The Association of Public and Land-grant Universities praised the introduction of a bipartisan bill in the U.S. Congress that would dramatically expand the National Science Foundation and pump $100 billion into the agency over five years to increase research in areas like artificial intelligence, machine learning, robotics and advanced manufacturing.

Under the Endless Frontiers Act, the NSF would be renamed the National Science and Technology Foundation.
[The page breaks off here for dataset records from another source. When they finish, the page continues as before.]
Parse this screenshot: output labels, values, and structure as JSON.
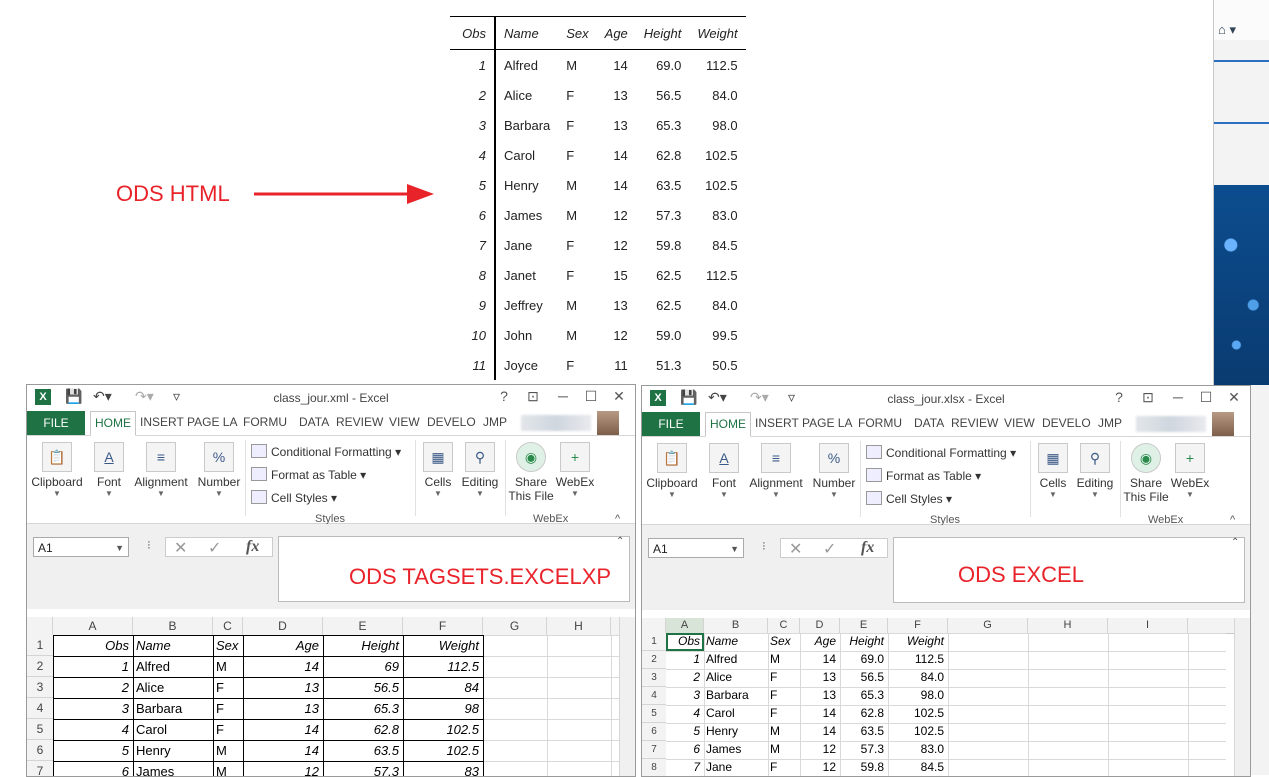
{
  "ods_html": {
    "headers": [
      "Obs",
      "Name",
      "Sex",
      "Age",
      "Height",
      "Weight"
    ],
    "rows": [
      [
        "1",
        "Alfred",
        "M",
        "14",
        "69.0",
        "112.5"
      ],
      [
        "2",
        "Alice",
        "F",
        "13",
        "56.5",
        "84.0"
      ],
      [
        "3",
        "Barbara",
        "F",
        "13",
        "65.3",
        "98.0"
      ],
      [
        "4",
        "Carol",
        "F",
        "14",
        "62.8",
        "102.5"
      ],
      [
        "5",
        "Henry",
        "M",
        "14",
        "63.5",
        "102.5"
      ],
      [
        "6",
        "James",
        "M",
        "12",
        "57.3",
        "83.0"
      ],
      [
        "7",
        "Jane",
        "F",
        "12",
        "59.8",
        "84.5"
      ],
      [
        "8",
        "Janet",
        "F",
        "15",
        "62.5",
        "112.5"
      ],
      [
        "9",
        "Jeffrey",
        "M",
        "13",
        "62.5",
        "84.0"
      ],
      [
        "10",
        "John",
        "M",
        "12",
        "59.0",
        "99.5"
      ],
      [
        "11",
        "Joyce",
        "F",
        "11",
        "51.3",
        "50.5"
      ]
    ]
  },
  "labels": {
    "ods_html": "ODS HTML",
    "tagsets": "ODS TAGSETS.EXCELXP",
    "excel": "ODS EXCEL"
  },
  "arrow_color": "#e8232a",
  "excel_left": {
    "title": "class_jour.xml - Excel",
    "tabs": [
      "FILE",
      "HOME",
      "INSERT",
      "PAGE LA",
      "FORMU",
      "DATA",
      "REVIEW",
      "VIEW",
      "DEVELO",
      "JMP"
    ],
    "ribbon": {
      "clipboard": "Clipboard",
      "font": "Font",
      "alignment": "Alignment",
      "number": "Number",
      "cond_fmt": "Conditional Formatting",
      "fmt_table": "Format as Table",
      "cell_styles": "Cell Styles",
      "styles_group": "Styles",
      "cells": "Cells",
      "editing": "Editing",
      "share1": "Share",
      "share2": "This File",
      "webex": "WebEx",
      "webex_group": "WebEx"
    },
    "name_box": "A1",
    "columns": [
      "A",
      "B",
      "C",
      "D",
      "E",
      "F",
      "G",
      "H"
    ],
    "row_numbers": [
      "1",
      "2",
      "3",
      "4",
      "5",
      "6",
      "7"
    ],
    "headers": [
      "Obs",
      "Name",
      "Sex",
      "Age",
      "Height",
      "Weight"
    ],
    "rows": [
      [
        "1",
        "Alfred",
        "M",
        "14",
        "69",
        "112.5"
      ],
      [
        "2",
        "Alice",
        "F",
        "13",
        "56.5",
        "84"
      ],
      [
        "3",
        "Barbara",
        "F",
        "13",
        "65.3",
        "98"
      ],
      [
        "4",
        "Carol",
        "F",
        "14",
        "62.8",
        "102.5"
      ],
      [
        "5",
        "Henry",
        "M",
        "14",
        "63.5",
        "102.5"
      ],
      [
        "6",
        "James",
        "M",
        "12",
        "57.3",
        "83"
      ]
    ]
  },
  "excel_right": {
    "title": "class_jour.xlsx - Excel",
    "tabs": [
      "FILE",
      "HOME",
      "INSERT",
      "PAGE LA",
      "FORMU",
      "DATA",
      "REVIEW",
      "VIEW",
      "DEVELO",
      "JMP"
    ],
    "ribbon": {
      "clipboard": "Clipboard",
      "font": "Font",
      "alignment": "Alignment",
      "number": "Number",
      "cond_fmt": "Conditional Formatting",
      "fmt_table": "Format as Table",
      "cell_styles": "Cell Styles",
      "styles_group": "Styles",
      "cells": "Cells",
      "editing": "Editing",
      "share1": "Share",
      "share2": "This File",
      "webex": "WebEx",
      "webex_group": "WebEx"
    },
    "name_box": "A1",
    "columns": [
      "A",
      "B",
      "C",
      "D",
      "E",
      "F",
      "G",
      "H",
      "I"
    ],
    "row_numbers": [
      "1",
      "2",
      "3",
      "4",
      "5",
      "6",
      "7",
      "8"
    ],
    "headers": [
      "Obs",
      "Name",
      "Sex",
      "Age",
      "Height",
      "Weight"
    ],
    "rows": [
      [
        "1",
        "Alfred",
        "M",
        "14",
        "69.0",
        "112.5"
      ],
      [
        "2",
        "Alice",
        "F",
        "13",
        "56.5",
        "84.0"
      ],
      [
        "3",
        "Barbara",
        "F",
        "13",
        "65.3",
        "98.0"
      ],
      [
        "4",
        "Carol",
        "F",
        "14",
        "62.8",
        "102.5"
      ],
      [
        "5",
        "Henry",
        "M",
        "14",
        "63.5",
        "102.5"
      ],
      [
        "6",
        "James",
        "M",
        "12",
        "57.3",
        "83.0"
      ],
      [
        "7",
        "Jane",
        "F",
        "12",
        "59.8",
        "84.5"
      ]
    ]
  },
  "colors": {
    "excel_green": "#1f7244",
    "label_red": "#e8232a"
  }
}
The new agency would have two deputy directors -- one to oversee the NSF’s current operations and another to lead a new technology directorate to advance technology in 10 areas as the U.S. faces greater competition from China and other countries.

“America cannot afford to continue our decades-long underinvestment and expect to lead the world in advanced scientific and technological research,” said Senate Minority Leader Chuck Schumer, a Democrat from New York. “To ensure our advantage, our bill treats scientific research as a national security priority and provides substantial new investments into funding critical research and development to build the industries of the future in regions across the country.”
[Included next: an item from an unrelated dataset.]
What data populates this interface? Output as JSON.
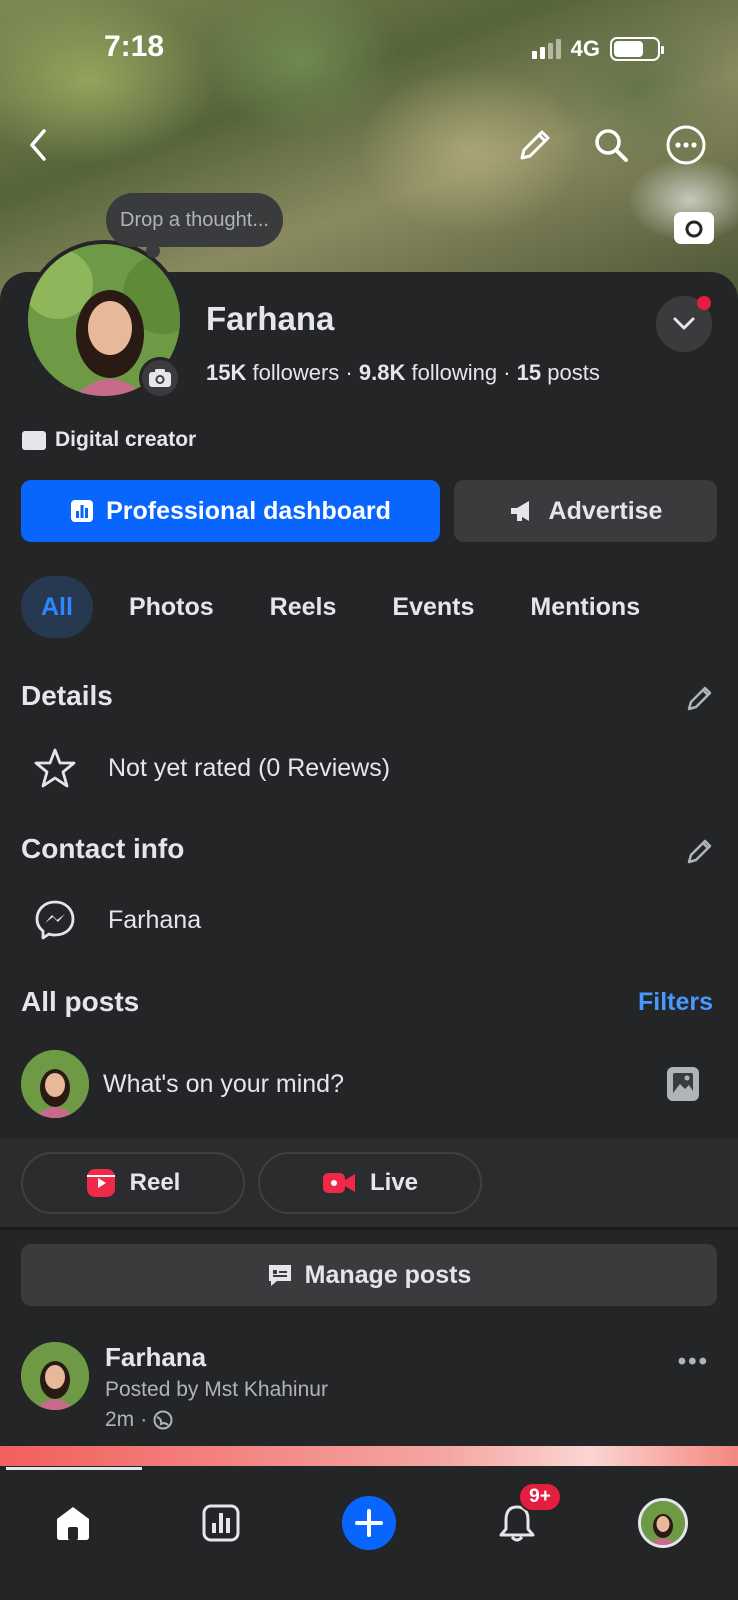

The bill and an accompanying version in the House were co-sponsored by Representative Ro Khanna, a Democrat from California, and Republicans Senator Todd Young, from Indiana, and Representative Mike Gallagher of Wisconsin.

Peter McPherson, APLU's president, said in a statement, “Federal investment in R&D has languished in recent decades. As a share of the economy, it’s a third of what it was at its peak. China and other countries, meanwhile, have vastly expanded their investments in research and development. The current pandemic has underscored the critical need to redouble public investment in research and development. We must ensure more of these innovations and advancements take place in the U.S. rather than elsewhere around the globe.”